Weeks ago I saw that Orgran released a new product – vegan easy egg which meets our requirements (egg/dairy/soy/wheat/gluten free) so I was very excited as there are so many things Brooklyn misses out on by not being able to have egg.

Some things I have already adapted but I knew this product – if it worked as shown, would solve many more problems and open up many more possibilities so I stalked our local mega health food store (Organic Plus @ Erina) until they got it in and snapped up a box.

The vegan egg powder is made from chickpea/turmeric/garlic/maize.
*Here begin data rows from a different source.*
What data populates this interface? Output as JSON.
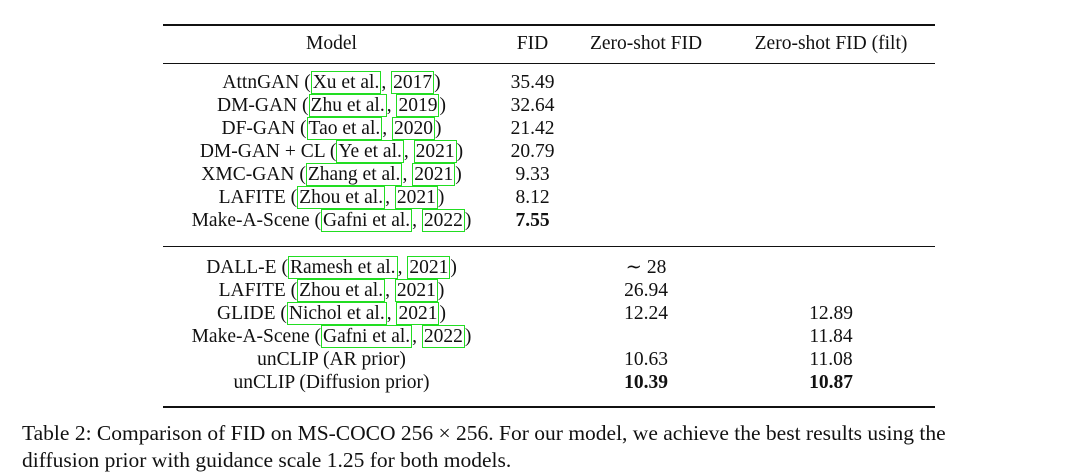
{
  "table": {
    "headers": [
      "Model",
      "FID",
      "Zero-shot FID",
      "Zero-shot FID (filt)"
    ],
    "section1": [
      {
        "name": "AttnGAN",
        "authors": "Xu et al.",
        "year": "2017",
        "fid": "35.49",
        "zs": "",
        "zsf": "",
        "fid_bold": false
      },
      {
        "name": "DM-GAN",
        "authors": "Zhu et al.",
        "year": "2019",
        "fid": "32.64",
        "zs": "",
        "zsf": "",
        "fid_bold": false
      },
      {
        "name": "DF-GAN",
        "authors": "Tao et al.",
        "year": "2020",
        "fid": "21.42",
        "zs": "",
        "zsf": "",
        "fid_bold": false
      },
      {
        "name": "DM-GAN + CL",
        "authors": "Ye et al.",
        "year": "2021",
        "fid": "20.79",
        "zs": "",
        "zsf": "",
        "fid_bold": false
      },
      {
        "name": "XMC-GAN",
        "authors": "Zhang et al.",
        "year": "2021",
        "fid": "9.33",
        "zs": "",
        "zsf": "",
        "fid_bold": false
      },
      {
        "name": "LAFITE",
        "authors": "Zhou et al.",
        "year": "2021",
        "fid": "8.12",
        "zs": "",
        "zsf": "",
        "fid_bold": false
      },
      {
        "name": "Make-A-Scene",
        "authors": "Gafni et al.",
        "year": "2022",
        "fid": "7.55",
        "zs": "",
        "zsf": "",
        "fid_bold": true
      }
    ],
    "section2": [
      {
        "name": "DALL-E",
        "authors": "Ramesh et al.",
        "year": "2021",
        "fid": "",
        "zs": "∼ 28",
        "zsf": "",
        "bold": false
      },
      {
        "name": "LAFITE",
        "authors": "Zhou et al.",
        "year": "2021",
        "fid": "",
        "zs": "26.94",
        "zsf": "",
        "bold": false
      },
      {
        "name": "GLIDE",
        "authors": "Nichol et al.",
        "year": "2021",
        "fid": "",
        "zs": "12.24",
        "zsf": "12.89",
        "bold": false
      },
      {
        "name": "Make-A-Scene",
        "authors": "Gafni et al.",
        "year": "2022",
        "fid": "",
        "zs": "",
        "zsf": "11.84",
        "bold": false
      },
      {
        "name": "unCLIP (AR prior)",
        "authors": "",
        "year": "",
        "fid": "",
        "zs": "10.63",
        "zsf": "11.08",
        "bold": false
      },
      {
        "name": "unCLIP (Diffusion prior)",
        "authors": "",
        "year": "",
        "fid": "",
        "zs": "10.39",
        "zsf": "10.87",
        "bold": true
      }
    ]
  },
  "caption": {
    "line1": "Table 2:  Comparison of FID on MS-COCO 256 × 256. For our model, we achieve the best results using the",
    "line2": "diffusion prior with guidance scale 1.25 for both models."
  },
  "colors": {
    "citation_box": "#22dd22",
    "text": "#111111"
  }
}
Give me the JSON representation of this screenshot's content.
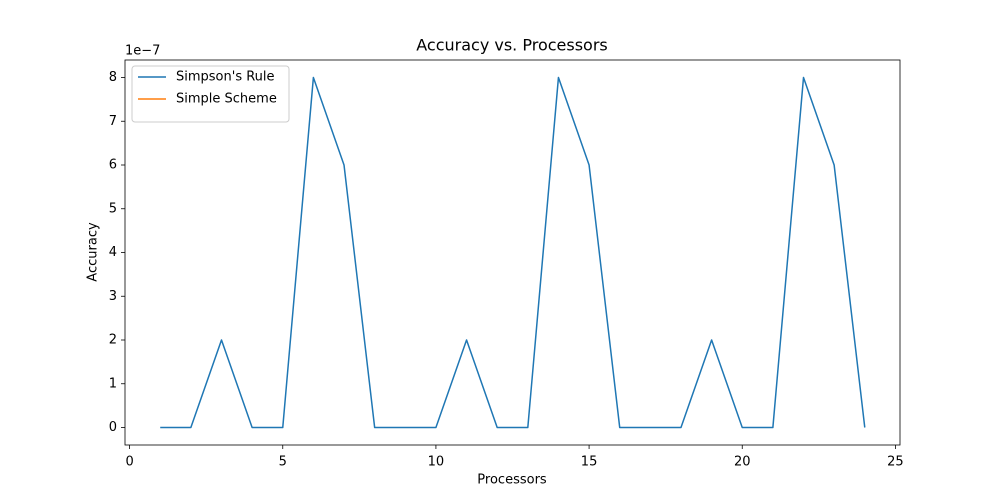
{
  "chart_data": {
    "type": "line",
    "title": "Accuracy vs. Processors",
    "xlabel": "Processors",
    "ylabel": "Accuracy",
    "y_offset_label": "1e−7",
    "x": [
      1,
      2,
      3,
      4,
      5,
      6,
      7,
      8,
      9,
      10,
      11,
      12,
      13,
      14,
      15,
      16,
      17,
      18,
      19,
      20,
      21,
      22,
      23,
      24
    ],
    "series": [
      {
        "name": "Simpson's Rule",
        "color": "#1f77b4",
        "values": [
          0,
          0,
          2,
          0,
          0,
          8,
          6,
          0,
          0,
          0,
          2,
          0,
          0,
          8,
          6,
          0,
          0,
          0,
          2,
          0,
          0,
          8,
          6,
          0
        ]
      },
      {
        "name": "Simple Scheme",
        "color": "#ff7f0e",
        "values": [
          null,
          null,
          null,
          null,
          null,
          null,
          null,
          null,
          null,
          null,
          null,
          null,
          null,
          null,
          null,
          null,
          null,
          null,
          null,
          null,
          null,
          null,
          null,
          null
        ]
      }
    ],
    "xlim": [
      -0.15,
      25.15
    ],
    "ylim": [
      -0.4,
      8.4
    ],
    "xticks": [
      0,
      5,
      10,
      15,
      20,
      25
    ],
    "yticks": [
      0,
      1,
      2,
      3,
      4,
      5,
      6,
      7,
      8
    ],
    "legend": "upper left",
    "grid": false
  }
}
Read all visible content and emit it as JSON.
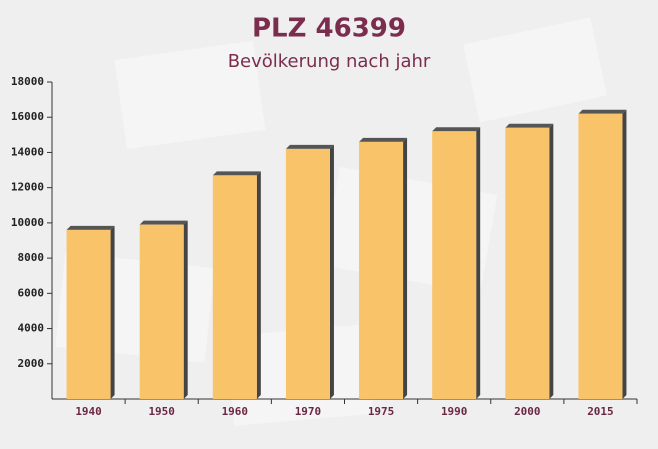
{
  "chart_data": {
    "type": "bar",
    "title": "PLZ 46399",
    "subtitle": "Bevölkerung nach jahr",
    "categories": [
      "1940",
      "1950",
      "1960",
      "1970",
      "1975",
      "1990",
      "2000",
      "2015"
    ],
    "values": [
      9600,
      9900,
      12700,
      14200,
      14600,
      15200,
      15400,
      16200
    ],
    "color": "#f9c36a",
    "ylim": [
      0,
      18000
    ],
    "yticks": [
      2000,
      4000,
      6000,
      8000,
      10000,
      12000,
      14000,
      16000,
      18000
    ],
    "grid": false
  }
}
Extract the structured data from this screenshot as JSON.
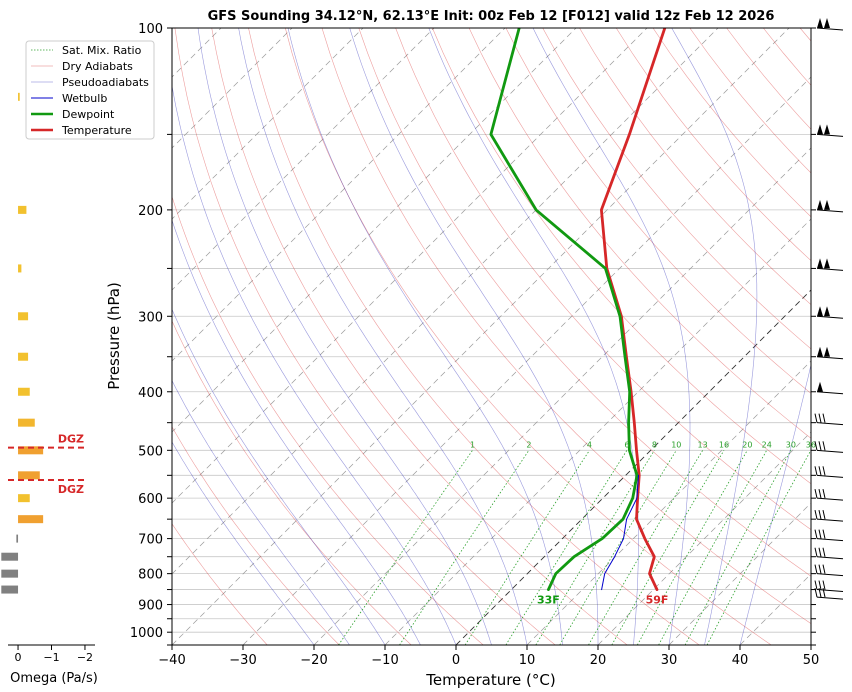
{
  "chart_data": {
    "type": "skew-t",
    "title": "GFS Sounding 34.12°N, 62.13°E Init: 00z Feb 12 [F012] valid 12z Feb 12 2026",
    "xlabel": "Temperature (°C)",
    "ylabel": "Pressure (hPa)",
    "xlim": [
      -40,
      50
    ],
    "ylim": [
      1050,
      100
    ],
    "y_scale": "log",
    "x_ticks": [
      -40,
      -30,
      -20,
      -10,
      0,
      10,
      20,
      30,
      40,
      50
    ],
    "y_ticks": [
      100,
      200,
      300,
      400,
      500,
      600,
      700,
      800,
      900,
      1000
    ],
    "legend": {
      "placement": "top-left",
      "entries": [
        {
          "label": "Sat. Mix. Ratio",
          "color": "#2ca02c",
          "style": "dotted"
        },
        {
          "label": "Dry Adiabats",
          "color": "#d62728",
          "style": "thin"
        },
        {
          "label": "Pseudoadiabats",
          "color": "#1f1fb4",
          "style": "thin"
        },
        {
          "label": "Wetbulb",
          "color": "#0000cc",
          "style": "solid"
        },
        {
          "label": "Dewpoint",
          "color": "#119911",
          "style": "thick"
        },
        {
          "label": "Temperature",
          "color": "#d62728",
          "style": "thick"
        }
      ]
    },
    "series": [
      {
        "name": "Temperature",
        "color": "#d62728",
        "points": [
          [
            850,
            20.5
          ],
          [
            800,
            17.2
          ],
          [
            750,
            15.5
          ],
          [
            700,
            11.6
          ],
          [
            650,
            7.7
          ],
          [
            600,
            4.9
          ],
          [
            550,
            1.9
          ],
          [
            500,
            -2.0
          ],
          [
            450,
            -6.2
          ],
          [
            400,
            -11.0
          ],
          [
            350,
            -16.6
          ],
          [
            300,
            -23.0
          ],
          [
            250,
            -31.8
          ],
          [
            200,
            -40.8
          ],
          [
            150,
            -47.5
          ],
          [
            100,
            -57.5
          ]
        ]
      },
      {
        "name": "Dewpoint",
        "color": "#119911",
        "points": [
          [
            850,
            5.2
          ],
          [
            800,
            4.0
          ],
          [
            750,
            4.2
          ],
          [
            700,
            5.6
          ],
          [
            650,
            5.8
          ],
          [
            600,
            4.2
          ],
          [
            550,
            1.6
          ],
          [
            500,
            -3.0
          ],
          [
            450,
            -7.0
          ],
          [
            400,
            -11.2
          ],
          [
            350,
            -16.8
          ],
          [
            300,
            -23.2
          ],
          [
            250,
            -32.0
          ],
          [
            200,
            -50.0
          ],
          [
            150,
            -67.0
          ],
          [
            100,
            -78.0
          ]
        ]
      },
      {
        "name": "Wetbulb",
        "color": "#0000cc",
        "points": [
          [
            850,
            12.7
          ],
          [
            800,
            10.9
          ],
          [
            750,
            9.9
          ],
          [
            700,
            8.6
          ],
          [
            650,
            6.3
          ],
          [
            600,
            4.8
          ],
          [
            550,
            1.8
          ]
        ]
      }
    ],
    "surface_labels": {
      "temperature": "59F",
      "dewpoint": "33F"
    },
    "mixing_ratio_labels": [
      "1",
      "2",
      "4",
      "6",
      "8",
      "10",
      "13",
      "16",
      "20",
      "24",
      "30",
      "36"
    ],
    "mixing_ratio_values": [
      1,
      2,
      4,
      6,
      8,
      10,
      13,
      16,
      20,
      24,
      30,
      36
    ],
    "dgz": {
      "top_hpa": 495,
      "bottom_hpa": 560,
      "label": "DGZ"
    },
    "omega": {
      "xlabel": "Omega (Pa/s)",
      "x_ticks": [
        "0",
        "−1",
        "−2"
      ],
      "xlim": [
        0.3,
        -2.3
      ],
      "levels": [
        {
          "p": 130,
          "value": -0.05,
          "color": "#f2c12e"
        },
        {
          "p": 200,
          "value": -0.25,
          "color": "#f2c12e"
        },
        {
          "p": 250,
          "value": -0.1,
          "color": "#f2c12e"
        },
        {
          "p": 300,
          "value": -0.3,
          "color": "#f2c12e"
        },
        {
          "p": 350,
          "value": -0.3,
          "color": "#f2c12e"
        },
        {
          "p": 400,
          "value": -0.35,
          "color": "#f2c12e"
        },
        {
          "p": 450,
          "value": -0.5,
          "color": "#f2b62e"
        },
        {
          "p": 500,
          "value": -0.75,
          "color": "#f0a030"
        },
        {
          "p": 550,
          "value": -0.65,
          "color": "#f0a030"
        },
        {
          "p": 600,
          "value": -0.35,
          "color": "#f2c12e"
        },
        {
          "p": 650,
          "value": -0.75,
          "color": "#f0a030"
        },
        {
          "p": 700,
          "value": 0.05,
          "color": "#808080"
        },
        {
          "p": 750,
          "value": 0.5,
          "color": "#808080"
        },
        {
          "p": 800,
          "value": 0.5,
          "color": "#808080"
        },
        {
          "p": 850,
          "value": 0.5,
          "color": "#808080"
        }
      ]
    },
    "wind_barb_levels_hpa": [
      100,
      150,
      200,
      250,
      300,
      350,
      400,
      450,
      500,
      550,
      600,
      650,
      700,
      750,
      800,
      850,
      875
    ]
  }
}
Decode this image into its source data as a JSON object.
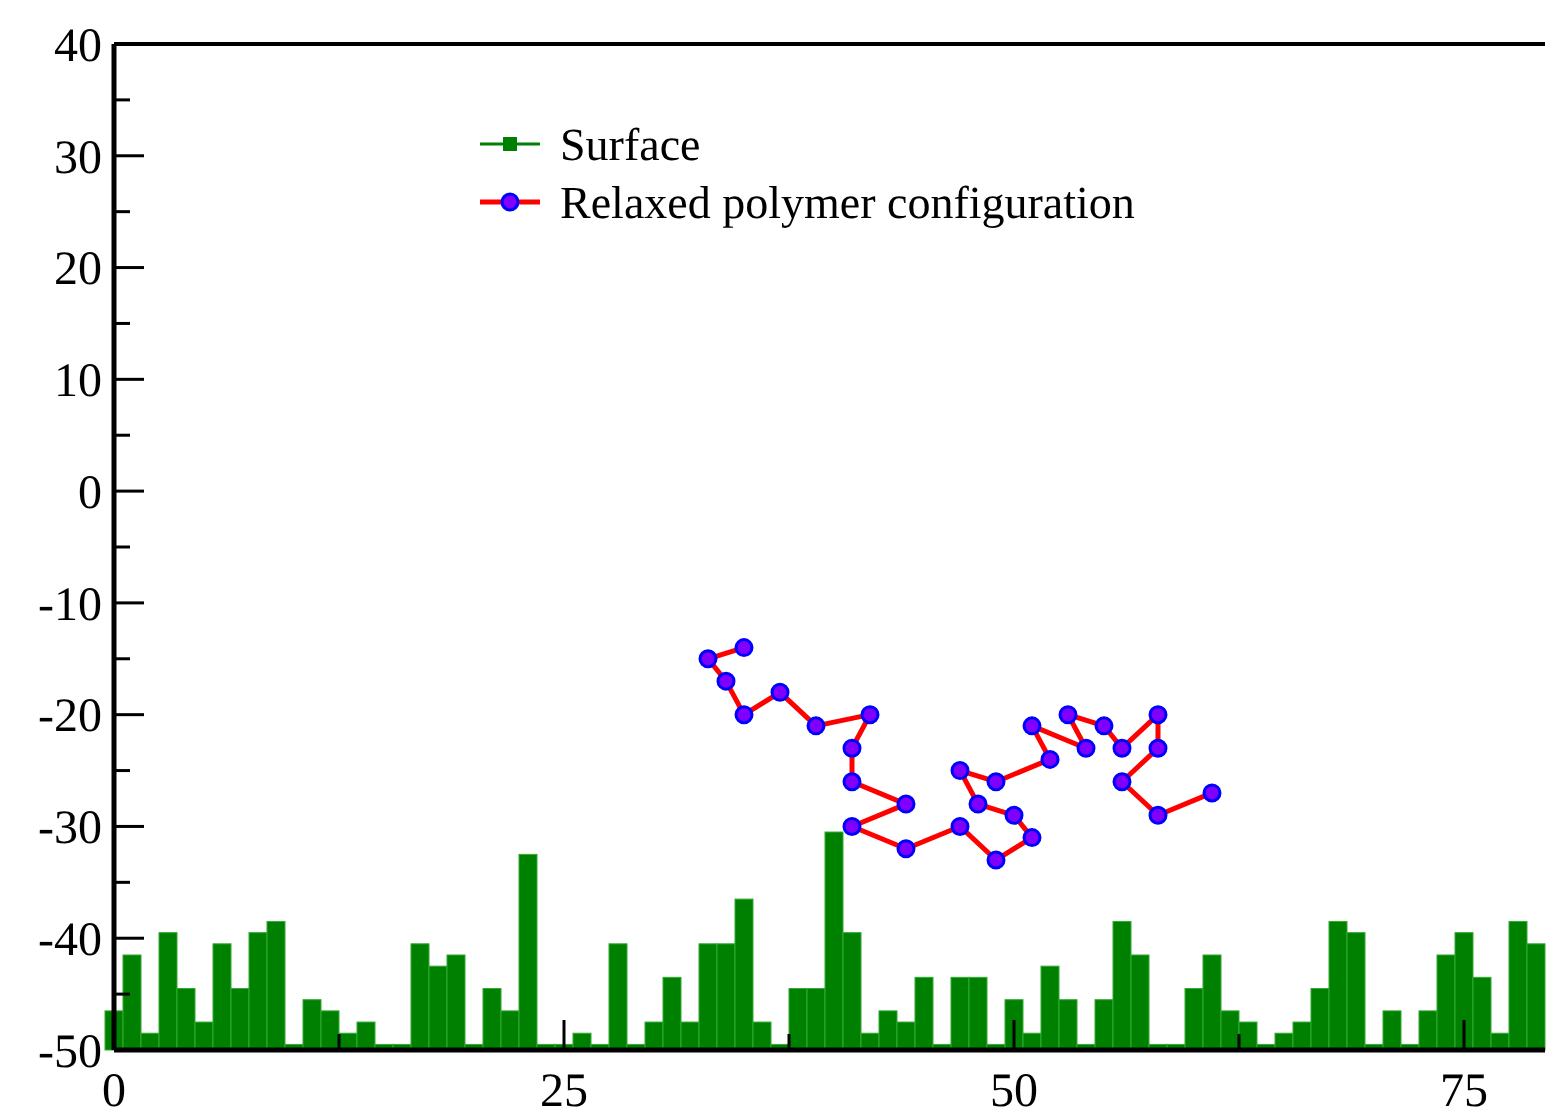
{
  "chart_data": {
    "type": "bar",
    "xlim": [
      0,
      79.5
    ],
    "ylim": [
      -50,
      40
    ],
    "x": [
      0,
      1,
      2,
      3,
      4,
      5,
      6,
      7,
      8,
      9,
      10,
      11,
      12,
      13,
      14,
      15,
      16,
      17,
      18,
      19,
      20,
      21,
      22,
      23,
      24,
      25,
      26,
      27,
      28,
      29,
      30,
      31,
      32,
      33,
      34,
      35,
      36,
      37,
      38,
      39,
      40,
      41,
      42,
      43,
      44,
      45,
      46,
      47,
      48,
      49,
      50,
      51,
      52,
      53,
      54,
      55,
      56,
      57,
      58,
      59,
      60,
      61,
      62,
      63,
      64,
      65,
      66,
      67,
      68,
      69,
      70,
      71,
      72,
      73,
      74,
      75,
      76,
      77,
      78,
      79
    ],
    "xticks": [
      0,
      {
        "value": 12.5,
        "label": null
      },
      25,
      {
        "value": 37.5,
        "label": null
      },
      50,
      {
        "value": 62.5,
        "label": null
      },
      75
    ],
    "yticks": [
      -50,
      {
        "value": -45,
        "label": null
      },
      -40,
      {
        "value": -35,
        "label": null
      },
      -30,
      {
        "value": -25,
        "label": null
      },
      -20,
      {
        "value": -15,
        "label": null
      },
      -10,
      {
        "value": -5,
        "label": null
      },
      0,
      {
        "value": 5,
        "label": null
      },
      10,
      {
        "value": 15,
        "label": null
      },
      20,
      {
        "value": 25,
        "label": null
      },
      30,
      {
        "value": 35,
        "label": null
      },
      40
    ],
    "legend": "top",
    "grid": false,
    "series": [
      {
        "name": "Surface",
        "color": "#008000",
        "marker": "square",
        "base": [
          -50,
          -50,
          -50,
          -50,
          -50,
          -50,
          -50,
          -50,
          -50,
          -50,
          -50,
          -50,
          -50,
          -50,
          -50,
          -50,
          -50,
          -50,
          -50,
          -50,
          -50,
          -50,
          -50,
          -50,
          -50,
          -50,
          -50,
          -50,
          -50,
          -50,
          -50,
          -50,
          -50,
          -50,
          -50,
          -50,
          -50,
          -50,
          -50,
          -50,
          -50,
          -50,
          -50,
          -50,
          -50,
          -50,
          -50,
          -50,
          -50,
          -50,
          -50,
          -50,
          -50,
          -50,
          -50,
          -50,
          -50,
          -50,
          -50,
          -50,
          -50,
          -50,
          -50,
          -50,
          -50,
          -50,
          -50,
          -50,
          -50,
          -50,
          -50,
          -50,
          -50,
          -50,
          -50,
          -50,
          -50,
          -50,
          -50,
          -50
        ],
        "values": [
          3.5,
          8.5,
          1.5,
          10.5,
          5.5,
          2.5,
          9.5,
          5.5,
          10.5,
          11.5,
          0.5,
          4.5,
          3.5,
          1.5,
          2.5,
          0.5,
          0.5,
          9.5,
          7.5,
          8.5,
          0.5,
          5.5,
          3.5,
          17.5,
          0.5,
          0.5,
          1.5,
          0.5,
          9.5,
          0.5,
          2.5,
          6.5,
          2.5,
          9.5,
          9.5,
          13.5,
          2.5,
          0.5,
          5.5,
          5.5,
          19.5,
          10.5,
          1.5,
          3.5,
          2.5,
          6.5,
          0.5,
          6.5,
          6.5,
          0.5,
          4.5,
          1.5,
          7.5,
          4.5,
          0.5,
          4.5,
          11.5,
          8.5,
          0.5,
          0.5,
          5.5,
          8.5,
          3.5,
          2.5,
          0.5,
          1.5,
          2.5,
          5.5,
          11.5,
          10.5,
          0.5,
          3.5,
          0.5,
          3.5,
          8.5,
          10.5,
          6.5,
          1.5,
          11.5,
          9.5
        ]
      },
      {
        "name": "Relaxed polymer configuration",
        "type": "line",
        "color": "#ff0000",
        "marker": "circle",
        "line_style": "solid",
        "x": [
          35,
          33,
          34,
          35,
          37,
          39,
          42,
          41,
          41,
          44,
          41,
          44,
          47,
          49,
          51,
          50,
          48,
          47,
          49,
          52,
          51,
          54,
          53,
          55,
          56,
          58,
          58,
          56,
          58,
          61
        ],
        "values": [
          -14,
          -15,
          -17,
          -20,
          -18,
          -21,
          -20,
          -23,
          -26,
          -28,
          -30,
          -32,
          -30,
          -33,
          -31,
          -29,
          -28,
          -25,
          -26,
          -24,
          -21,
          -23,
          -20,
          -21,
          -23,
          -20,
          -23,
          -26,
          -29,
          -27
        ]
      }
    ]
  }
}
See complete details here: http://www.orgran.com/products/vegan-easy-egg-2/

Ingredients:
50grams vegan egg powder
250mls water
1 tomato
1 grated zucchini
5 slices ham or bacon (check for allergens – I used primo brand)
1/2 cup orgran gluten free self raising flour

Method:
1. Mix all of the ingredients together
2. Pour into pre greased muffin tins
3. Cook at 180 degrees for half an hour – checking at regular intervals; your oven may differ from mine.

Enjoy. I actually really like the taste of them. They don’t taste bland like egg quiches do which usually require some sort of cheese to make them more flavoursome, they are good ‘as is’ or I guess you could serve with some tomato chutney or whatever suits your taste buds.